The announcement came almost a year to the day after G+J hired Russell Denson as president and chief executive officer. Denson, who presided over the sale of Weider Publications to American Media in 2002, has consistently denied that his cost-cutting at G+J was designed to prepare the company for a sale. In a phone interview Tuesday, he said he played no part in the talks with Meredith.
“This was a decision made in Germany and executed at that level,” he said. “I only became aware of it very recently. On a personal level, I’m disappointed with the decision. I thought we had made — as a matter of fact, I know we had made — great progress.”
Denson is almost certain to lose his job as a result of the deal, along with an undetermined number of G+J’s approximately 625 employees. In a conference call, Steve Lacy, Meredith’s president and chief operating officer, said the company would retain “the individuals that are closest to the properties on the creative side and the sales and marketing side. It’s when you get to some of the support functions that it is less clear.”
Denson said he would see the deal through before considering his next career move: “I’m not quite ready to go to full-time ranching.”
Another G+J executive likely to be affected is Carolyn Bekkedahl, who was hired earlier this month as executive vice president and group publisher overseeing sales and marketing for all of the company’s titles except Fitness.
It’s unclear whether former YM editor in chief Linda Fears, who has been developing a low-priced women’s service magazine, will continue the project at Meredith. Neither Fears nor a Meredith spokesman responded to a request for comment.
Fast Company and Inc. are both relatively recent acquisitions for G+J. The company, then headed by ceo Dan Brewster, purchased the two business titles in 2000 for a combined sum of more than $500 million. McGraw-Hill, Time Inc. and CurtCo Media are all considered potential buyers. Another company that will take a look is Frank Media, which recently bought Business Traveller and Travel Savvy magazines. “We’re considering almost everything that comes our way,” said Frank Media’s Steve Schragis.

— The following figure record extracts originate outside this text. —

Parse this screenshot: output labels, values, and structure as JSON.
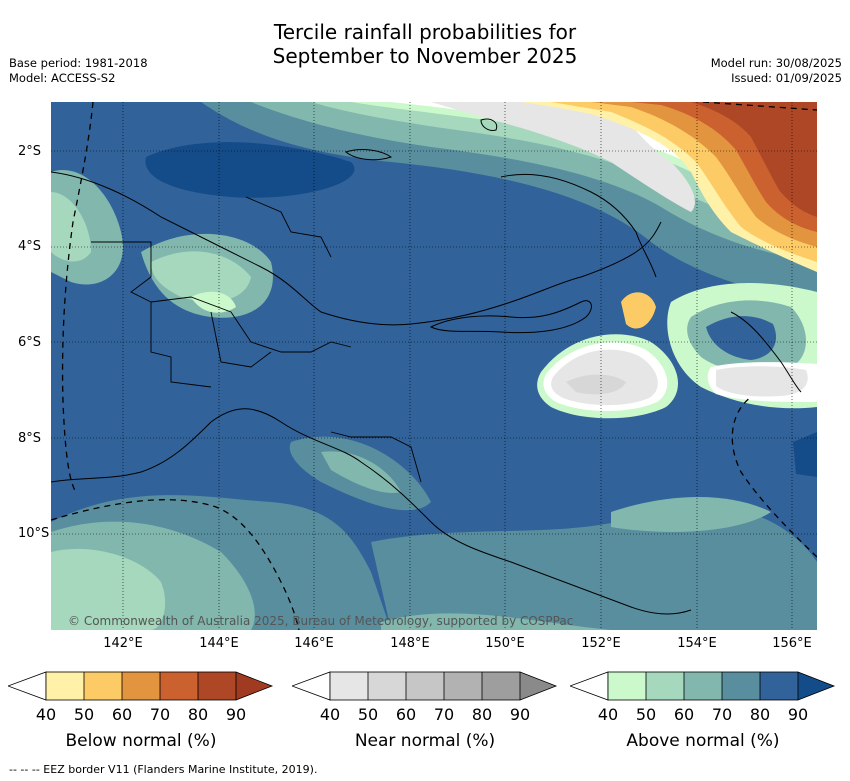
{
  "title_line1": "Tercile rainfall probabilities for",
  "title_line2": "September to November 2025",
  "base_period": "Base period: 1981-2018",
  "model": "Model: ACCESS-S2",
  "model_run": "Model run: 30/08/2025",
  "issued": "Issued: 01/09/2025",
  "copyright": "© Commonwealth of Australia 2025, Bureau of Meteorology, supported by COSPPac",
  "lat_labels": [
    "2°S",
    "4°S",
    "6°S",
    "8°S",
    "10°S"
  ],
  "lon_labels": [
    "142°E",
    "144°E",
    "146°E",
    "148°E",
    "150°E",
    "152°E",
    "154°E",
    "156°E"
  ],
  "colorbars": [
    {
      "title": "Below normal (%)",
      "ticks": [
        "40",
        "50",
        "60",
        "70",
        "80",
        "90"
      ],
      "colors": [
        "#fff1a8",
        "#fdcb66",
        "#e2943f",
        "#cc6130",
        "#ae4726",
        "#a03a20"
      ]
    },
    {
      "title": "Near normal (%)",
      "ticks": [
        "40",
        "50",
        "60",
        "70",
        "80",
        "90"
      ],
      "colors": [
        "#e6e6e6",
        "#d7d7d7",
        "#c6c6c6",
        "#b2b2b2",
        "#9e9e9e",
        "#8a8a8a"
      ]
    },
    {
      "title": "Above normal (%)",
      "ticks": [
        "40",
        "50",
        "60",
        "70",
        "80",
        "90"
      ],
      "colors": [
        "#ccf9cc",
        "#a5d8bd",
        "#82b7ae",
        "#588e9e",
        "#31629a",
        "#134c89"
      ]
    }
  ],
  "footnote": "-- -- -- EEZ border V11 (Flanders Marine Institute, 2019)."
}
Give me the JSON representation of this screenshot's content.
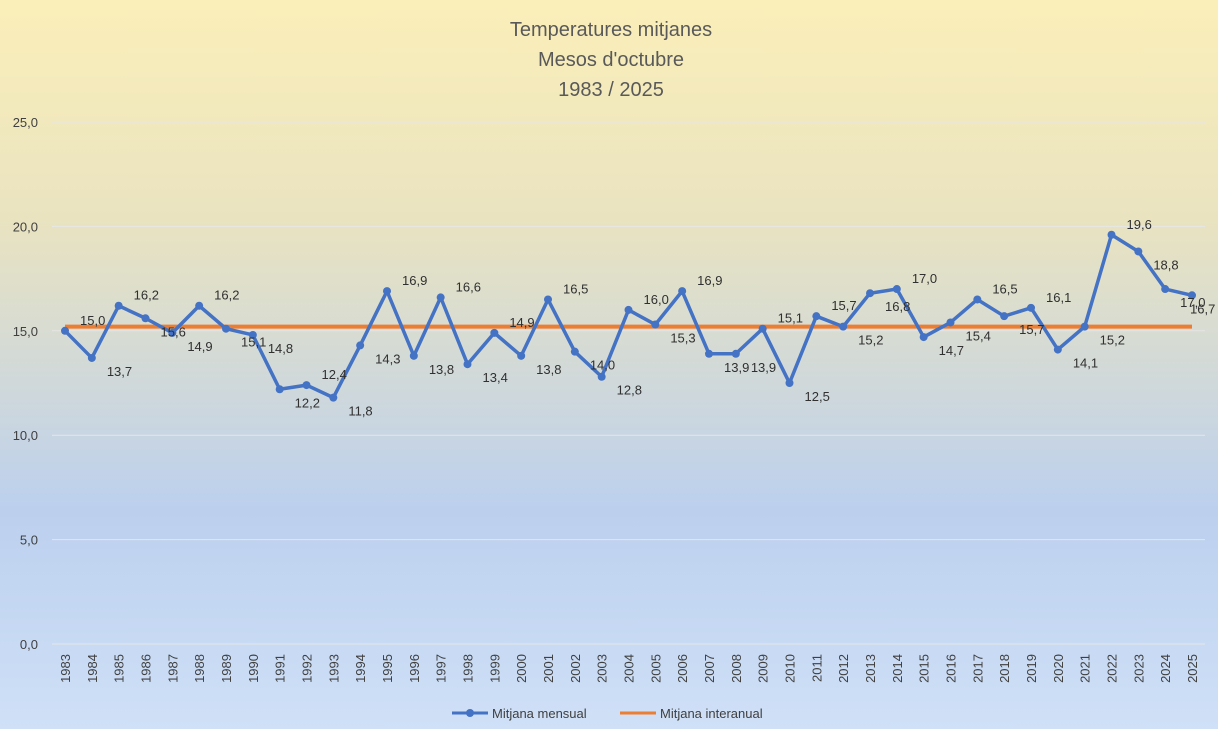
{
  "chart_data": {
    "type": "line",
    "title_lines": [
      "Temperatures mitjanes",
      "Mesos d'octubre",
      "1983 / 2025"
    ],
    "xlabel": "",
    "ylabel": "",
    "ylim": [
      0,
      25
    ],
    "y_ticks": [
      "0,0",
      "5,0",
      "10,0",
      "15,0",
      "20,0",
      "25,0"
    ],
    "y_tick_values": [
      0,
      5,
      10,
      15,
      20,
      25
    ],
    "grid": true,
    "legend_position": "bottom",
    "categories": [
      "1983",
      "1984",
      "1985",
      "1986",
      "1987",
      "1988",
      "1989",
      "1990",
      "1991",
      "1992",
      "1993",
      "1994",
      "1995",
      "1996",
      "1997",
      "1998",
      "1999",
      "2000",
      "2001",
      "2002",
      "2003",
      "2004",
      "2005",
      "2006",
      "2007",
      "2008",
      "2009",
      "2010",
      "2011",
      "2012",
      "2013",
      "2014",
      "2015",
      "2016",
      "2017",
      "2018",
      "2019",
      "2020",
      "2021",
      "2022",
      "2023",
      "2024",
      "2025"
    ],
    "series": [
      {
        "name": "Mitjana mensual",
        "color": "#4472c4",
        "marker": "circle",
        "values": [
          15.0,
          13.7,
          16.2,
          15.6,
          14.9,
          16.2,
          15.1,
          14.8,
          12.2,
          12.4,
          11.8,
          14.3,
          16.9,
          13.8,
          16.6,
          13.4,
          14.9,
          13.8,
          16.5,
          14.0,
          12.8,
          16.0,
          15.3,
          16.9,
          13.9,
          13.9,
          15.1,
          12.5,
          15.7,
          15.2,
          16.8,
          17.0,
          14.7,
          15.4,
          16.5,
          15.7,
          16.1,
          14.1,
          15.2,
          19.6,
          18.8,
          17.0,
          16.7
        ],
        "labels": [
          "15,0",
          "13,7",
          "16,2",
          "15,6",
          "14,9",
          "16,2",
          "15,1",
          "14,8",
          "12,2",
          "12,4",
          "11,8",
          "14,3",
          "16,9",
          "13,8",
          "16,6",
          "13,4",
          "14,9",
          "13,8",
          "16,5",
          "14,0",
          "12,8",
          "16,0",
          "15,3",
          "16,9",
          "13,9",
          "13,9",
          "15,1",
          "12,5",
          "15,7",
          "15,2",
          "16,8",
          "17,0",
          "14,7",
          "15,4",
          "16,5",
          "15,7",
          "16,1",
          "14,1",
          "15,2",
          "19,6",
          "18,8",
          "17,0",
          "16,7"
        ]
      },
      {
        "name": "Mitjana interanual",
        "color": "#ed7d31",
        "constant_value": 15.2
      }
    ]
  }
}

For Meredith, the acquisition means a substantial increase in size. According to president and ceo William T. Kerr, the Meredith Publishing Group’s revenue will swell by $300 million, to approximately $1.2 billion. The number of newsstand pockets Meredith controls will go up by 250,000 to nearly 1 million. Kerr said the discussions with Bertelsmann have been taking place “on and off for over a year.”